India
Every dish tastes better with a dash of soy sauce, even dessert: that's the ambitious pitch of Japanese food giant Kikkoman, hoping to persuade Indians to use it in curries, sweets and everything in between.
Convincing 1.3 billion people to add a staple of East Asian cuisine to their butter chicken and samosas is no cakewalk but it will likely be easier than the brand's 1960s push into the United States.
"When we entered the US, people thought we were selling bug juice because of its dark colour," Harry Hakuei Kosato, Kikkoman's India representative, told AFP.
Today the brand's funnel-shaped dispenser is a ubiquitous presence in US households, accounting for half of the firm's $4.4 billion revenues, and Kikkoman now hopes to replicate that success in India.
Sales were boosted by the West's growing craze for Japanese cuisine since the 1980s, but the company is taking a different approach to India, which is home to a significant vegetarian population.
"It is not about getting everyone to eat sushi.

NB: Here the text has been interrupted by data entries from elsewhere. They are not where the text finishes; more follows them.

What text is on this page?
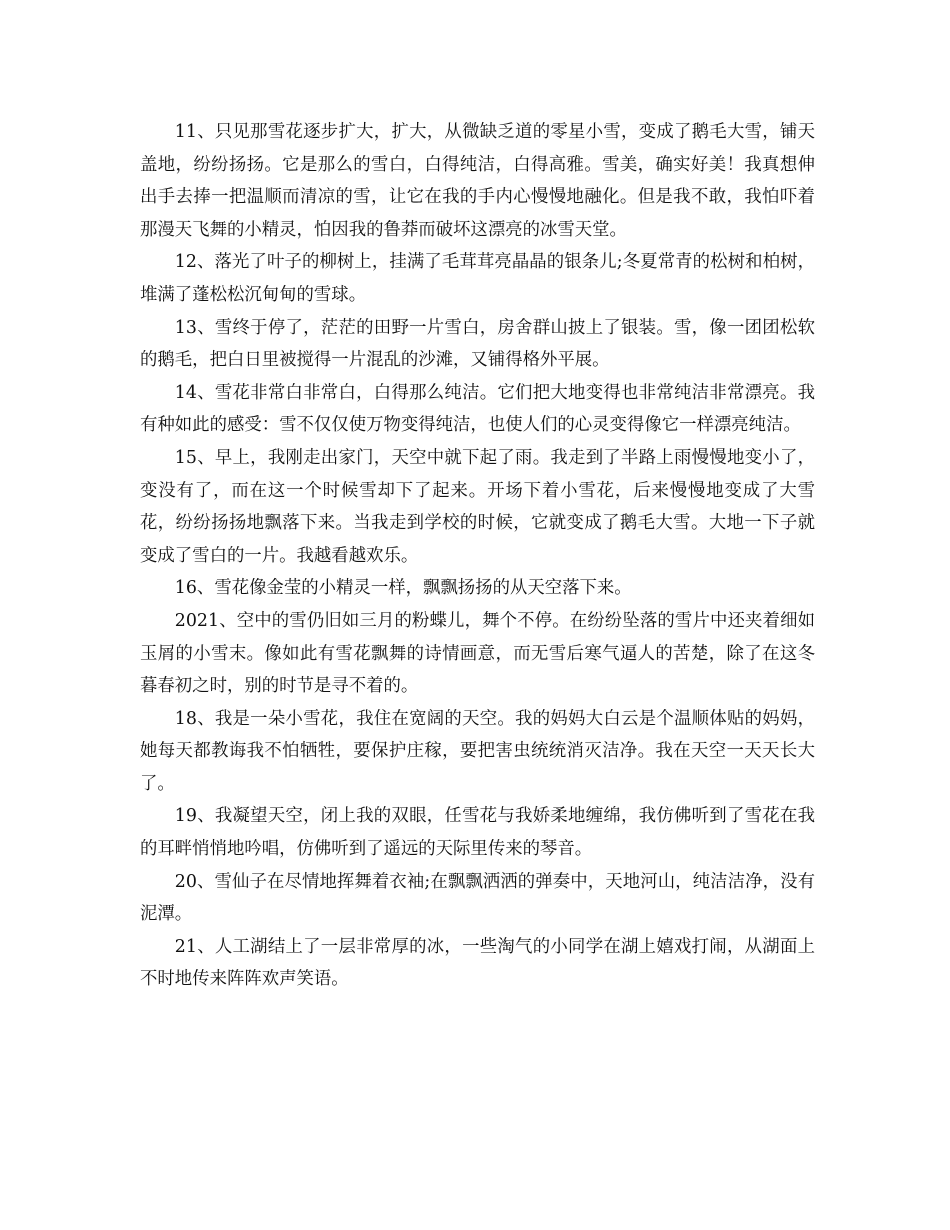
11、只见那雪花逐步扩大，扩大，从微缺乏道的零星小雪，变成了鹅毛大雪，铺天盖地，纷纷扬扬。它是那么的雪白，白得纯洁，白得高雅。雪美，确实好美！我真想伸出手去捧一把温顺而清凉的雪，让它在我的手内心慢慢地融化。但是我不敢，我怕吓着那漫天飞舞的小精灵，怕因我的鲁莽而破坏这漂亮的冰雪天堂。

12、落光了叶子的柳树上，挂满了毛茸茸亮晶晶的银条儿;冬夏常青的松树和柏树，堆满了蓬松松沉甸甸的雪球。

13、雪终于停了，茫茫的田野一片雪白，房舍群山披上了银装。雪，像一团团松软的鹅毛，把白日里被搅得一片混乱的沙滩，又铺得格外平展。

14、雪花非常白非常白，白得那么纯洁。它们把大地变得也非常纯洁非常漂亮。我有种如此的感受：雪不仅仅使万物变得纯洁，也使人们的心灵变得像它一样漂亮纯洁。

15、早上，我刚走出家门，天空中就下起了雨。我走到了半路上雨慢慢地变小了，变没有了，而在这一个时候雪却下了起来。开场下着小雪花，后来慢慢地变成了大雪花，纷纷扬扬地飘落下来。当我走到学校的时候，它就变成了鹅毛大雪。大地一下子就变成了雪白的一片。我越看越欢乐。

16、雪花像金莹的小精灵一样，飘飘扬扬的从天空落下来。

2021、空中的雪仍旧如三月的粉蝶儿，舞个不停。在纷纷坠落的雪片中还夹着细如玉屑的小雪末。像如此有雪花飘舞的诗情画意，而无雪后寒气逼人的苦楚，除了在这冬暮春初之时，别的时节是寻不着的。

18、我是一朵小雪花，我住在宽阔的天空。我的妈妈大白云是个温顺体贴的妈妈，她每天都教诲我不怕牺牲，要保护庄稼，要把害虫统统消灭洁净。我在天空一天天长大了。

19、我凝望天空，闭上我的双眼，任雪花与我娇柔地缠绵，我仿佛听到了雪花在我的耳畔悄悄地吟唱，仿佛听到了遥远的天际里传来的琴音。

20、雪仙子在尽情地挥舞着衣袖;在飘飘洒洒的弹奏中，天地河山，纯洁洁净，没有泥潭。

21、人工湖结上了一层非常厚的冰，一些淘气的小同学在湖上嬉戏打闹，从湖面上不时地传来阵阵欢声笑语。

We want our soy sauce to become the ketchup of India," said Kosato.
He hopes that the move to market the sauce as an endlessly adaptable condiment will strike a chord in a country where culinary innovation is part of street food culture.
For instance, Mumbai's grilled Bombay Sandwich -- a hawker staple -- is a buttered British-style toastie, but with a filling that includes boiled potato, onion, tomato, beetroot, and coriander chutney, topped with a sprinkling of "sev", a crunchy deep-fried Indian snack.
So it is perhaps unsurprising that some Indian chefs began using soy sauce in their dishes long before Kikkoman launched in the country earlier this year.
'Chef's secret'
Restaurateur Prashant Issar first deployed it in a biryani six years ago, while running Mirchi and Mime, a Mumbai restaurant showcasing modern Indian cuisine.
Since then he has added a dash of soy sauce to a range of local dishes, from samosas to lamb keema.
"When I tried it with keema pao, it was just like 'oh my god'. It was an explosion of flavours," Issar told AFP.
"It has this indefinable umami flavour, this tart, sharp quality you can't find anywhere else," he explained, describing it as "a bit of a chef's secret".
Kikkoman is now trying to get the word out to ordinary Indians and counting on social media influencers like Shalini Kapoor to drum up an appetite for its product.
For Kapoor, a home chef who never liked the "synthetic" taste of locally available soy sauces and couldn't imagine using the condiment in Indian food, the results have been revelatory.
She has even used it to make jalebis -- a deep-fried pretzel soaked in sugar syrup.
"I think it's amazing in Indian desserts," she told AFP.
But it might take the rest of India more time to catch up to the idea, she acknowledged.
"They just need to get a taste of it."